The early practitioners and teachers of Zen Buddhism (before it too became institutionalized) knew that this direct and unmediated sense of the ineffable, so absent from ideological traditions, was the only spiritual experience properly worth the designation. Their insight was the experience of the universal in the actualization of the personal, the individual. Their path was a continual turning-away from commandment, forced order, and divine intervention in the affairs of men.
Thus, they were led to appear crazy: they carried bowls on their heads; they slapped, hit, and whacked one another with sticks; they ran around naked; they scribbled three-line poems that appeared to say nothing; they would shout amid their monastic silences, "KILL THE BUDDHA!"

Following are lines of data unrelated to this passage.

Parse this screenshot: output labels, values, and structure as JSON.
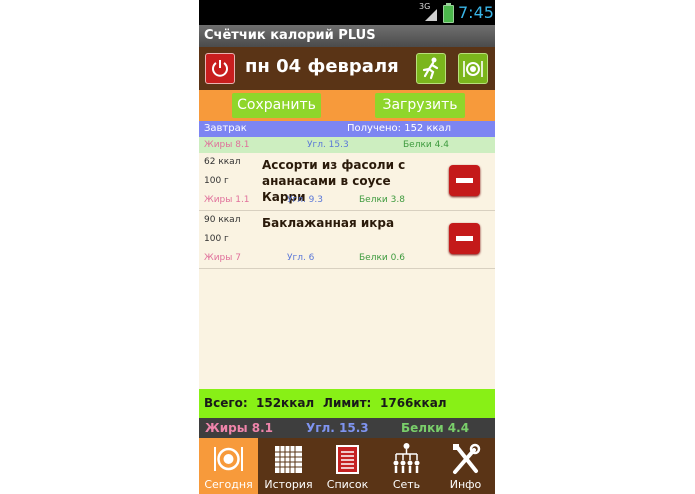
{
  "status_bar": {
    "network": "3G",
    "time": "7:45"
  },
  "app": {
    "title": "Счётчик калорий PLUS"
  },
  "header": {
    "date": "пн 04 февраля"
  },
  "actions": {
    "save_label": "Сохранить",
    "load_label": "Загрузить"
  },
  "meal": {
    "name": "Завтрак",
    "received": "Получено: 152 ккал",
    "fat": "Жиры 8.1",
    "carbs": "Угл. 15.3",
    "protein": "Белки 4.4"
  },
  "foods": [
    {
      "kcal": "62 ккал",
      "grams": "100 г",
      "name": "Ассорти из фасоли с ананасами в соусе Карри",
      "fat": "Жиры 1.1",
      "carbs": "Угл. 9.3",
      "protein": "Белки 3.8"
    },
    {
      "kcal": "90 ккал",
      "grams": "100 г",
      "name": "Баклажанная икра",
      "fat": "Жиры 7",
      "carbs": "Угл. 6",
      "protein": "Белки 0.6"
    }
  ],
  "totals": {
    "total_label": "Всего:",
    "total_value": "152ккал",
    "limit_label": "Лимит:",
    "limit_value": "1766ккал"
  },
  "macro_totals": {
    "fat": "Жиры 8.1",
    "carbs": "Угл. 15.3",
    "protein": "Белки 4.4"
  },
  "nav": [
    {
      "label": "Сегодня",
      "icon": "plate-icon",
      "active": true
    },
    {
      "label": "История",
      "icon": "calendar-icon",
      "active": false
    },
    {
      "label": "Список",
      "icon": "list-icon",
      "active": false
    },
    {
      "label": "Сеть",
      "icon": "network-icon",
      "active": false
    },
    {
      "label": "Инфо",
      "icon": "tools-icon",
      "active": false
    }
  ],
  "colors": {
    "header_brown": "#5a3416",
    "accent_orange": "#f79a3b",
    "button_green": "#8fd62b",
    "meal_blue": "#7d85f2",
    "totals_green": "#88f016",
    "remove_red": "#c41a1a"
  }
}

Could you imagine sitting in church on Sunday and hearing someone screech "KILL JESUS!" in the midst of Communion? What would be the social and political effect of such a Christian religion? Would it be less likely to breed such characters as Jerry Falwell, Jimmy Swaggart, Pat Robertson, Tom DeLay, or George Bush?
Perhaps it might. But here at Daily Rev, we see the need for a further step beyond Zen. For the fact is that Zen itself fell under institutional control; it bred its own brand of bookish ideology, its own cast of hall-of-fame kingpins whose very shit was ice cream to the devoted followers of later centuries. It also attracted some political and proto-corporate sponsors who were themselves petty tyrants on the model of George Bush and his cronies.
So as deeply as I value the contributions of Taoism and Zen Buddhism toward an evolved spirituality, I would ask that we each of us look further within and discover there the way clear—unique to everyone who seeks it—of all the marks of institutional detritus. It is here that I would suggest a clarification of Watts' insights.
The guilt that Watts writes about is indeed real, and, as he says, "preposterous." And though it may be "ultimately impossible" to deny one's own nature, it is in fact what the Bushes of our world attempt inveterately to do: they try to "chew off their own teeth." This is the pathology of anxiety disorders and paranoid delusions caught in a single image: gnawing inwardly at oneself until there is only a dead husk remaining—a pool of arid gums and caked blood. It is where tyranny always ends, after first prophesying the rise of a pan-Jihadist state stretching over half the globe ("from Spain to Indonesia"), and killing everything in sight to ultimately make exactly that consummation occur.
I tried to capture this in a small poem the other day; I'm not sure if I succeeded.
Depravity and excess reign
A cold green poison sickens the air.
I and thou are buried, not dead:
Us and them have power but not life.
The bush will burn again
And the past will be clearly foretold.